Comment 9 John Hartley 2020-01-28 22:17:10 UTC
(In reply to Vincenzo Maffione from comment #2)

Hi Vincenzo,

Not sure if you saw this blog post by Gerd Kraxel : https://www.kraxel.org/blog/2020/01/qemu-pci-ids/

It outline process to get QEMU pci ids , to avoid conflicts that we experienced with netmap .
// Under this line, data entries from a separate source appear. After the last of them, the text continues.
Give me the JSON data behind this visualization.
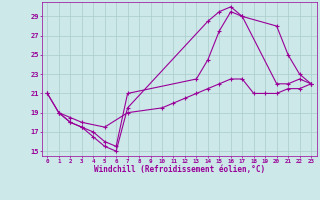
{
  "xlabel": "Windchill (Refroidissement éolien,°C)",
  "bg_color": "#cce8e8",
  "grid_color": "#aacccc",
  "line_color": "#990099",
  "xlim": [
    -0.5,
    23.5
  ],
  "ylim": [
    14.5,
    30.5
  ],
  "xticks": [
    0,
    1,
    2,
    3,
    4,
    5,
    6,
    7,
    8,
    9,
    10,
    11,
    12,
    13,
    14,
    15,
    16,
    17,
    18,
    19,
    20,
    21,
    22,
    23
  ],
  "yticks": [
    15,
    17,
    19,
    21,
    23,
    25,
    27,
    29
  ],
  "series1_x": [
    0,
    1,
    2,
    3,
    4,
    5,
    6,
    7,
    14,
    15,
    16,
    17,
    20,
    21,
    22,
    23
  ],
  "series1_y": [
    21,
    19,
    18,
    17.5,
    16.5,
    15.5,
    15,
    19.5,
    28.5,
    29.5,
    30,
    29,
    28,
    25,
    23,
    22
  ],
  "series2_x": [
    1,
    2,
    3,
    4,
    5,
    6,
    7,
    13,
    14,
    15,
    16,
    17,
    20,
    21,
    22,
    23
  ],
  "series2_y": [
    19,
    18,
    17.5,
    17,
    16,
    15.5,
    21,
    22.5,
    24.5,
    27.5,
    29.5,
    29,
    22,
    22,
    22.5,
    22
  ],
  "series3_x": [
    0,
    1,
    2,
    3,
    5,
    7,
    10,
    11,
    12,
    13,
    14,
    15,
    16,
    17,
    18,
    19,
    20,
    21,
    22,
    23
  ],
  "series3_y": [
    21,
    19,
    18.5,
    18,
    17.5,
    19,
    19.5,
    20,
    20.5,
    21,
    21.5,
    22,
    22.5,
    22.5,
    21,
    21,
    21,
    21.5,
    21.5,
    22
  ]
}
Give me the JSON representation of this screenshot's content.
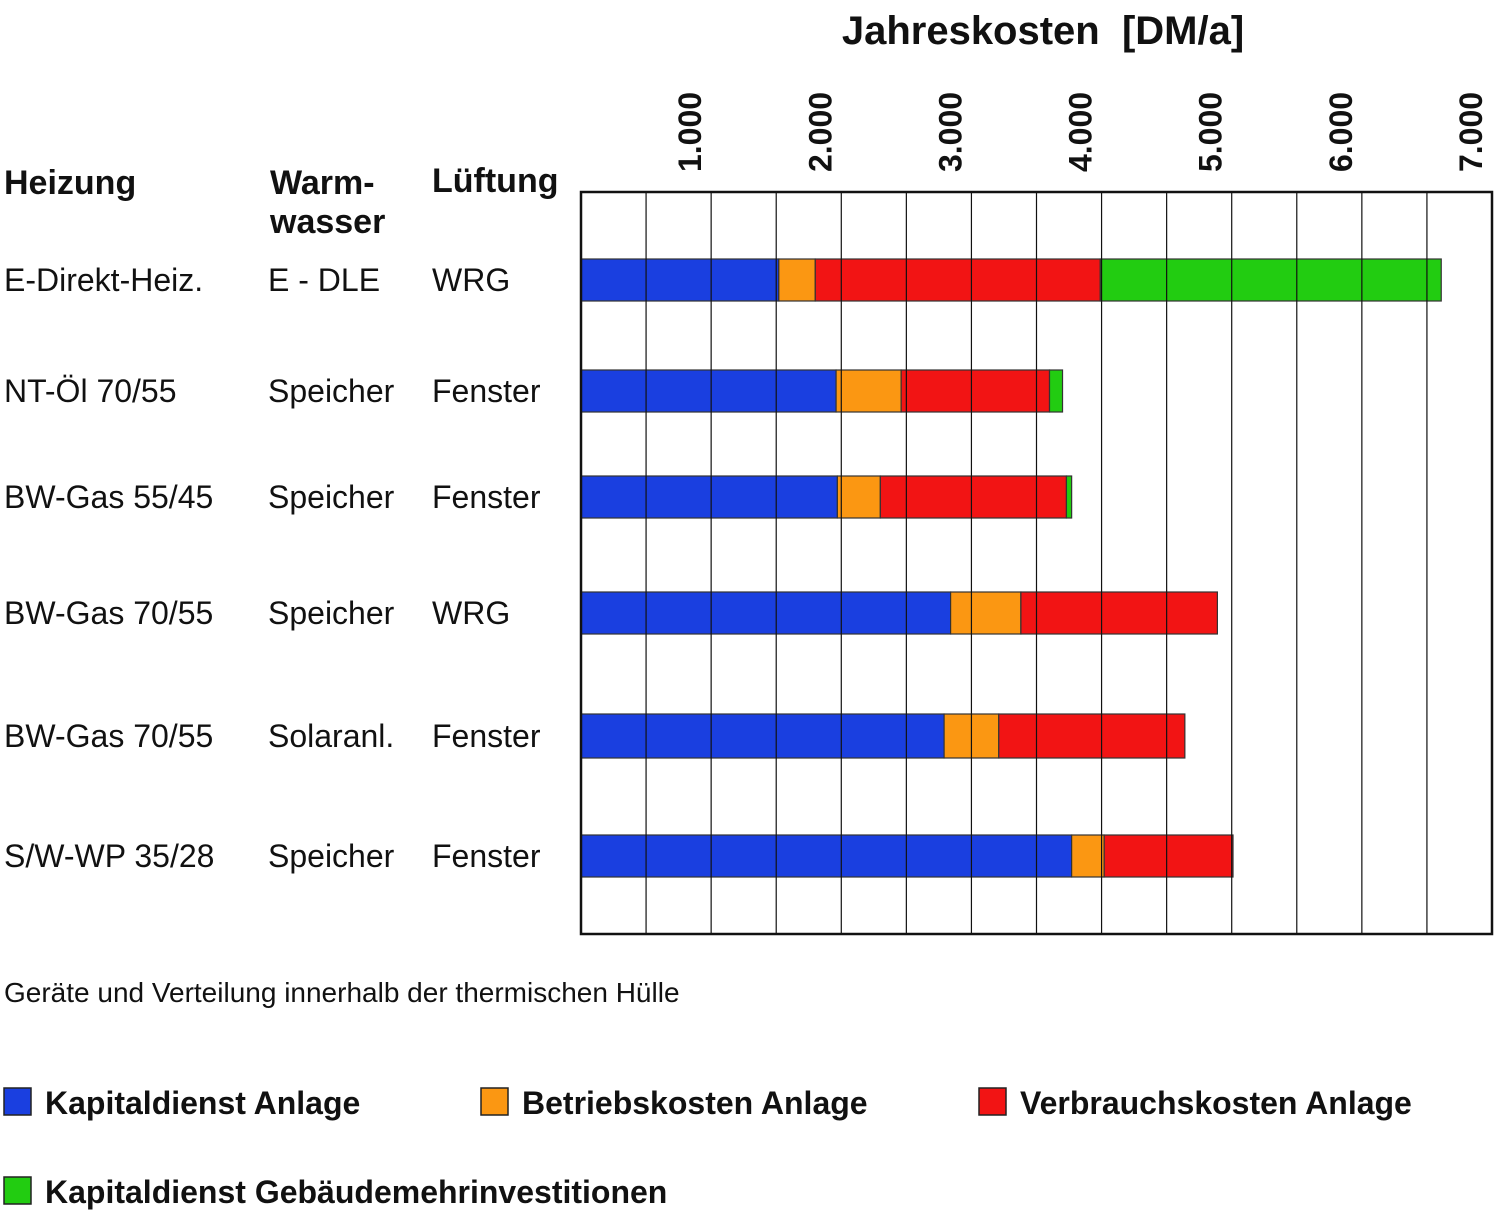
{
  "chart_data": {
    "type": "bar",
    "orientation": "horizontal",
    "stacked": true,
    "title": "Jahreskosten  [DM/a]",
    "xlim": [
      0,
      7000
    ],
    "x_ticks": [
      "1.000",
      "2.000",
      "3.000",
      "4.000",
      "5.000",
      "6.000",
      "7.000"
    ],
    "x_tick_values": [
      1000,
      2000,
      3000,
      4000,
      5000,
      6000,
      7000
    ],
    "grid": true,
    "table_headers": {
      "heizung": "Heizung",
      "warmwasser_line1": "Warm-",
      "warmwasser_line2": "wasser",
      "lueftung": "Lüftung"
    },
    "rows": [
      {
        "heizung": "E-Direkt-Heiz.",
        "warmwasser": "E - DLE",
        "lueftung": "WRG"
      },
      {
        "heizung": "NT-Öl 70/55",
        "warmwasser": "Speicher",
        "lueftung": "Fenster"
      },
      {
        "heizung": "BW-Gas 55/45",
        "warmwasser": "Speicher",
        "lueftung": "Fenster"
      },
      {
        "heizung": "BW-Gas 70/55",
        "warmwasser": "Speicher",
        "lueftung": "WRG"
      },
      {
        "heizung": "BW-Gas 70/55",
        "warmwasser": "Solaranl.",
        "lueftung": "Fenster"
      },
      {
        "heizung": "S/W-WP 35/28",
        "warmwasser": "Speicher",
        "lueftung": "Fenster"
      }
    ],
    "series": [
      {
        "name": "Kapitaldienst Anlage",
        "color": "#1a3fe0",
        "values": [
          1520,
          1960,
          1970,
          2840,
          2790,
          3770
        ]
      },
      {
        "name": "Betriebskosten Anlage",
        "color": "#fb9712",
        "values": [
          280,
          500,
          330,
          540,
          420,
          250
        ]
      },
      {
        "name": "Verbrauchskosten Anlage",
        "color": "#f21414",
        "values": [
          2190,
          1140,
          1430,
          1510,
          1430,
          990
        ]
      },
      {
        "name": "Kapitaldienst Gebäudemehrinvestitionen",
        "color": "#22cc11",
        "values": [
          2620,
          100,
          40,
          0,
          0,
          0
        ]
      }
    ],
    "note": "Geräte und Verteilung innerhalb der thermischen Hülle"
  }
}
Process seems to be pretty straight forward and would ensure netplan gets long term ids that will get managed as part of QEMU code base.

Cheers,

John Hartley
Comment 10 Vincenzo Maffione freebsd_committer freebsd_triage 2020-01-29 19:47:31 UTC
I've seen it, thanks.
However I plan to allocate the ids once (and only if) bhyve gets support for the netmap virtual devices.
Comment 11 John Hartley 2020-07-06 06:14:31 UTC
(In reply to Vincenzo Maffione from comment #10)

Hi Vincenzo,

I have added Peter Grehan onto this bug based on your comment:

"I've seen it, thanks.
However I plan to allocate the ids once (and only if) bhyve gets support for the netmap virtual devices."

Peter might be able to comment on possibility of adding netmap support into bhyve.

Cheers,


John Hartley
Comment 12 Vincenzo Maffione freebsd_committer freebsd_triage 2020-07-06 20:23:24 UTC
Hi John,
  Bhyve already supports netmap(4), since you can attach a bhyve VM to a vale(4) switch rather than attaching it to an if_bridge(4) through an if_tuntap(4) interface. No PCI IDs are necessary to support this.

However, netmap also supports a "passthough" mode, that allows you to make a netmap port (of the host OS) visible within a VM. This particular feature requires support within libvmm API, and also requires the allocation of an id.